Bastard Prod – 100 Comme un Chien
La Bastard Prod nous le répète à travers 100 Comme un Chien : ils sont à des années lumière du game, et veulent clairement faire de cette différence l’une de leurs forces. Cet aspect se retrouve à tous les niveaux de leur musique difficile d’accès mais ô combien importante dans le hip-hop pour sa diversité. Irrigué par les productions monstrueuses de Toxine, homme dans l’ombre de ces quatre hommes de l’ombre, ce premier album tant attendu par le public de Furax, Sendo, 10 Vers et Abrazif déboule en mode sauvage, sans communication ou presque, pour mieux asséner sa violence et sa rage. Frôlant l’horrorcore dans l’ambiance crasseuse et d’une lourdeur sans égale, l’album place sur le devant de la scène tous ces chiens à trois pattes qui ont galéré et qui galèrent toujours, dans un esprit de communauté unificateur. L’équipe, qui partage les mêmes scènes depuis maintenant longtemps, se soude par un même univers inquiétant et hargneux. 100 Comme un Chien est à appréhender sur le long terme, car le coup de patte n’est pas des plus aimables, mais laisse une belle empreinte sur l’auditeur.

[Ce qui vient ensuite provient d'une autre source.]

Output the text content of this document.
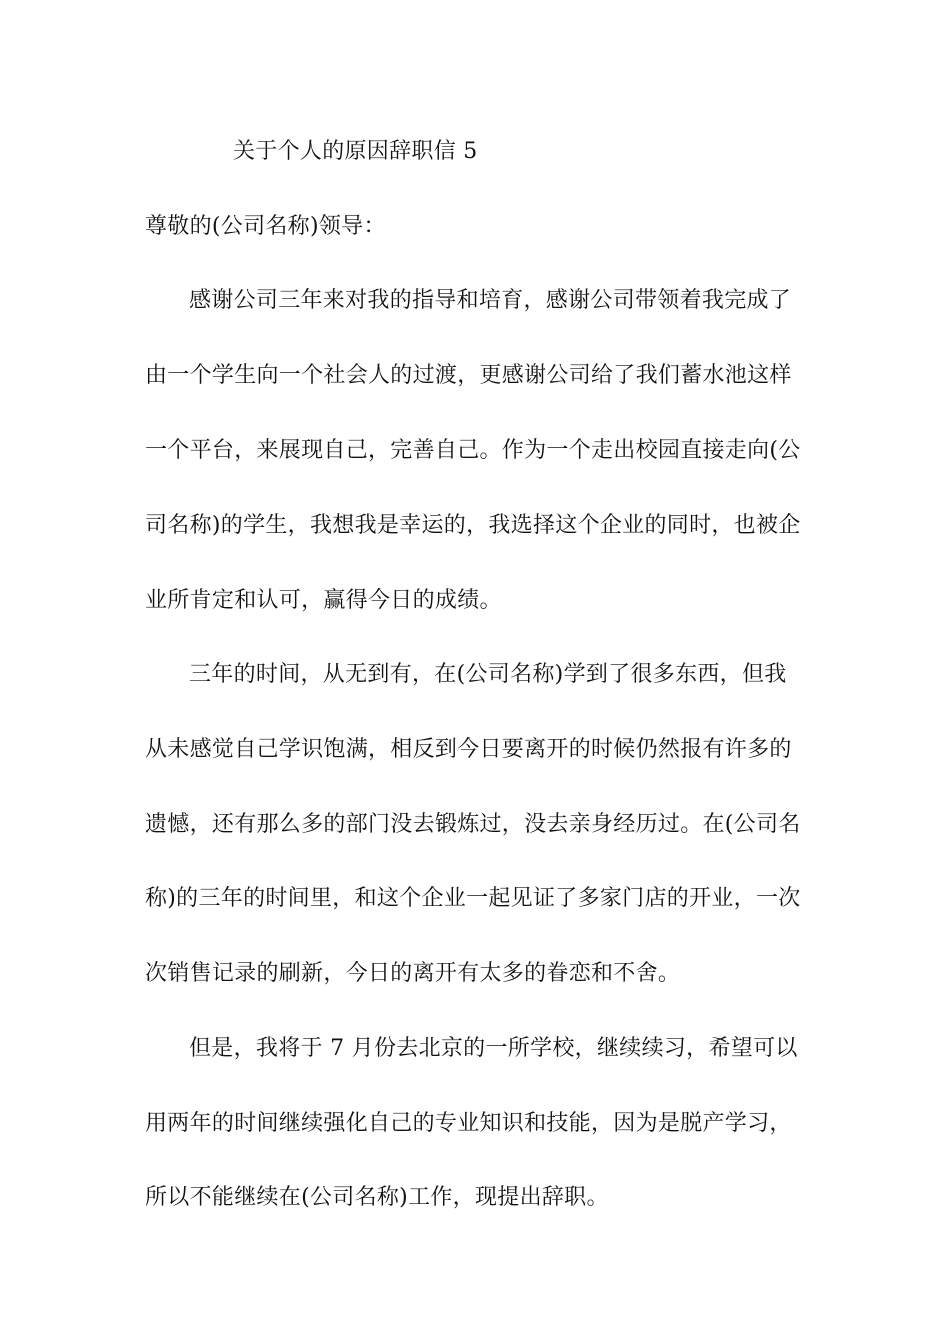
关于个人的原因辞职信 5
尊敬的(公司名称)领导：
感谢公司三年来对我的指导和培育，感谢公司带领着我完成了
由一个学生向一个社会人的过渡，更感谢公司给了我们蓄水池这样
一个平台，来展现自己，完善自己。作为一个走出校园直接走向(公
司名称)的学生，我想我是幸运的，我选择这个企业的同时，也被企
业所肯定和认可，赢得今日的成绩。
三年的时间，从无到有，在(公司名称)学到了很多东西，但我
从未感觉自己学识饱满，相反到今日要离开的时候仍然报有许多的
遗憾，还有那么多的部门没去锻炼过，没去亲身经历过。在(公司名
称)的三年的时间里，和这个企业一起见证了多家门店的开业，一次
次销售记录的刷新，今日的离开有太多的眷恋和不舍。
但是，我将于 7 月份去北京的一所学校，继续续习，希望可以
用两年的时间继续强化自己的专业知识和技能，因为是脱产学习，
所以不能继续在(公司名称)工作，现提出辞职。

Davodka – Accusé de Réflexion
Pour clôturer ce top sans classement, j’ai longuement hésité à placer ou non le dernier projet de Davodka. Mais force est de constater que malgré ses défauts il reste le projet le plus abouti du rappeur originaire du 18ème, et aussi le plus poli. Avec Accusé de Réflexion, on y perd autant qu’on y gagne. D’un côté l’homme qui ne respire jamais dans le micro formate son style dans un boom bap très boom bap et une trap très trap quand auparavant ses instrus ne ressemblaient qu’à lui (avec un côté épique et symphonique génial), mais de l’autre il gagne en cohésion et en maturité dans l’écriture. Moins orienté sur le show et la démonstration (pas de Mur du Son ou de Mise à Flow sur ce projet), ce 13 pistes choisit d’être moins spectaculaire et poing dans la tronche pour privilégier un propos plus consistant. Si bien que les tics formels de Davodka font parfois un peu tâche au sein de ses morceaux (les backs parfois inutiles et hors-sujets ou l’accélération du flow dans Fusée de Détresse), quand la diversification de son flow réserve de très bonnes surprises (les passages un peu « chantés »). Les punchlines sont globalement moins percutantes (même s’il y en a de très belles), mais s’inscrivent dans des morceaux bien tenus par leurs sujets, moins dispersés, donc plus intéressants sur le long terme. C’est à chacun de juger si l’on y gagne au change, cependant il reste une évidence que Davodka se hisse dans le haut du panier du rap francophone et qu’avec sa nouvelle stratégie promotionnelle (très) agressive, ce n’est que le début de sa reconnaissance.